Cuando Gifford encontró a Welsh (nota sobre Cuerpo en Zona Cultura)

por Carlos Ruano, en Zona Cultura

Mi amigo Tomás, uno de los soñadores de ese maravilloso proyecto editorial que es Acuarela, me regaló el placer de darle una relectura a la traducción de Cuerpo, la primera novela editada en castellano del inclasificable Harry Crews.

He de decir, antes que nada, que el trabajo de Javier Lucini en la traducción es de lo más impresionante que he visto en mi vida, con una facilidad extraordinaria para convertir giros intraducibles y trasladar al castellano ese acento sureño que es casi un dialecto y que me ayuda a entender el injustificable retraso de la obra de Crews en las librerías españolas.

Para aquellos que no hayan oído hablar de Harry Crews (Georgia, 1935), hasta hace poco profesor de escritura creativa en la Universidad de Florida, ex marine, karateca con aspecto de ángel del infierno, con una vida personal cuando menos tormentosa, la publicación de Cuerpo es una oportunidad de lujo para descubrir a un literato que parece nacido de una relación furtiva entre Barry Gifford e Irvine Welsh tras merendarse una tortilla de ácidos.

La trigésimosegunda novela editada por Acuarela bien podría haber formado parte de la colección RECorridos, un joyero en el que se guardan tres manuscritos indispensables para mitómanos (Man in Black, un retrato lisérgico de Johnny Cash; la autobiografía Rotten: No Irish, No blacks, No dogs y la adictiva bajada a los infiernos de Mezz Mezzrow en Really the Blues).

Y no es que Cuerpo –que cultiva la escuela gótico-sureña como diversos críticos estadounidenses bautizan la literatura de Crews y sus influencias- tenga una sóla línea dedicada a la música.
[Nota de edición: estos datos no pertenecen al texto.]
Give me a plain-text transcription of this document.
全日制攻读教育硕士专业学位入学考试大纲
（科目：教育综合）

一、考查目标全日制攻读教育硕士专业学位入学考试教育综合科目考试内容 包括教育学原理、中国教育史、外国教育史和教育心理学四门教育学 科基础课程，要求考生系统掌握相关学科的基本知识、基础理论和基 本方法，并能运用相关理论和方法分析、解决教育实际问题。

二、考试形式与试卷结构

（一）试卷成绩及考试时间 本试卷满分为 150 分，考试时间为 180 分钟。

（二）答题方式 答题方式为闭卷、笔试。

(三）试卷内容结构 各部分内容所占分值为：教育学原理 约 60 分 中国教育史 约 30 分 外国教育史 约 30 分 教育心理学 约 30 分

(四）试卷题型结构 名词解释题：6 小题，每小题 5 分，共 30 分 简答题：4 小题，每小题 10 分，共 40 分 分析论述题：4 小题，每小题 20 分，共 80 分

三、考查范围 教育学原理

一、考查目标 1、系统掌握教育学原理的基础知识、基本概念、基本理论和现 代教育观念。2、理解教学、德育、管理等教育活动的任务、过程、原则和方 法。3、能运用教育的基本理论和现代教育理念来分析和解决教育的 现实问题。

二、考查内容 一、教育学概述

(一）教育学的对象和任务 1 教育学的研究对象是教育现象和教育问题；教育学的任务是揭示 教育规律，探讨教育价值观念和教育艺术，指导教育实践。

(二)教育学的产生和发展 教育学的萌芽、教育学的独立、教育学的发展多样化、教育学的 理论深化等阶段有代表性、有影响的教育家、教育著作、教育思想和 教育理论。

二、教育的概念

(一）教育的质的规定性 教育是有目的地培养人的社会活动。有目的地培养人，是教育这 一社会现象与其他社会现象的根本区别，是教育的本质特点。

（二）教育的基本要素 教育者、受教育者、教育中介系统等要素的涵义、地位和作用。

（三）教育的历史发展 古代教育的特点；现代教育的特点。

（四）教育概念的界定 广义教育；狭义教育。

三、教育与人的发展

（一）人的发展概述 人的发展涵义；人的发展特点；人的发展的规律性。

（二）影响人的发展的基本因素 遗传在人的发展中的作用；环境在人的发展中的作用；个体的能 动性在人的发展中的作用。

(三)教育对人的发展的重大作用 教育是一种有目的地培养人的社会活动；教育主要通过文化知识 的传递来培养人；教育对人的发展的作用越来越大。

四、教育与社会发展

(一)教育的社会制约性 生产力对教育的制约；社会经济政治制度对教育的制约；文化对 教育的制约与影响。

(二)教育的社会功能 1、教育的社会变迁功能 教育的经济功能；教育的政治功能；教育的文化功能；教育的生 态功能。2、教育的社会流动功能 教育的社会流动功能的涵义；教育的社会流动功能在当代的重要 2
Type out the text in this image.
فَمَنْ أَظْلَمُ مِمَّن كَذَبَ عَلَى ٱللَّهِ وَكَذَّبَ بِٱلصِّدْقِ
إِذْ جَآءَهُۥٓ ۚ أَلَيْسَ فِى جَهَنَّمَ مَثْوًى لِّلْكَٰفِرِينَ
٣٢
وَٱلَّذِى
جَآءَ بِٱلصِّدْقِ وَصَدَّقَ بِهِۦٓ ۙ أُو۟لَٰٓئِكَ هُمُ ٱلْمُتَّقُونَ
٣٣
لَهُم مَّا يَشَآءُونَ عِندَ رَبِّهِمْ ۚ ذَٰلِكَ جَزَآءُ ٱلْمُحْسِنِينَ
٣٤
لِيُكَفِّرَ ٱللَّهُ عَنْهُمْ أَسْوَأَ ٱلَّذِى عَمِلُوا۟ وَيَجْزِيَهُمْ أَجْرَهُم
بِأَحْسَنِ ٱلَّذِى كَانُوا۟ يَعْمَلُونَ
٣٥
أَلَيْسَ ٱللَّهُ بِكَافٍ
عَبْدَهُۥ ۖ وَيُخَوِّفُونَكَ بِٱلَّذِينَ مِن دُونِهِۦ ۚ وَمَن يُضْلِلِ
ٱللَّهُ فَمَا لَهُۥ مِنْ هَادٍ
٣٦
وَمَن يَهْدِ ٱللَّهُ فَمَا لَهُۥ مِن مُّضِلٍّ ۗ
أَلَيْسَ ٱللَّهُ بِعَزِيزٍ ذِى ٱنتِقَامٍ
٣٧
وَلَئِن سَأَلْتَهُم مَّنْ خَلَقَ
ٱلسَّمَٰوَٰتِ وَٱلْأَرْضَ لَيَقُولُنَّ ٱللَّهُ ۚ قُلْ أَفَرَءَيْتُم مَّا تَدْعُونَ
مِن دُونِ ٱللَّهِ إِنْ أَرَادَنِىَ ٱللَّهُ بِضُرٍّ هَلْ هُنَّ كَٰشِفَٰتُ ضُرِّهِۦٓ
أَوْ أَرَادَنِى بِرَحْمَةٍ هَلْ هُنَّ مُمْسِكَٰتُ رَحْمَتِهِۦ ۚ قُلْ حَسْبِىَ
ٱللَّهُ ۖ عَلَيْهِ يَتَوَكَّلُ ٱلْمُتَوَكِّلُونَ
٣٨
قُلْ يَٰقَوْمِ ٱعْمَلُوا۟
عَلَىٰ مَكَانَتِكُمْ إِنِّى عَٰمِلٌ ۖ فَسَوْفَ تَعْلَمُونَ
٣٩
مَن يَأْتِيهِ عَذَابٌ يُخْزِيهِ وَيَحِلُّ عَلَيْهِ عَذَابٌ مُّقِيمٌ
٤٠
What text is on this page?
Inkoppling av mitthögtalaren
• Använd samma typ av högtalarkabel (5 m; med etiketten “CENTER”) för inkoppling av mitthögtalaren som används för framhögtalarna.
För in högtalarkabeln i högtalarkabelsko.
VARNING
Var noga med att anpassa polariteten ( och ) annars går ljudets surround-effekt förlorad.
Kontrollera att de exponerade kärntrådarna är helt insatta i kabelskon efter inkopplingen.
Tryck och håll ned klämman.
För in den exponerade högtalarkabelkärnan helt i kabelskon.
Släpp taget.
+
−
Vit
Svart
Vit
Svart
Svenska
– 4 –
Es que el texto en sí mismo es puro rock and roll.

No sorprende, de hecho, que la cara más sucia del rock haya usado a Crews como referente en numerosas ocasiones. Desde el grupo punk femenino “Harry Crews” fundado entre otras por Kim Gordon (Sonic Youth) a finales de los ochenta a la canción que lleva su nombre compuesta casi en la misma época por los canadienses Men Without Hat.

Con un ritmo endiablado, una composición de personajes por la que muchos escritores matarían y una sencillez que asusta, este punki casi ochentón te ofrece cuatro horas de diversión única entre la angustia enternecedora del día perfecto para el pez plátano de Salinger, la seca violencia de cualquier novela negra de Elmore Leonard y la valentía estilística de William Faulkner.

No puedo esperar a la publicación en castellano de su primera novela, The Gospel Singer, en la que ya trabajan los chavales de Acuarela.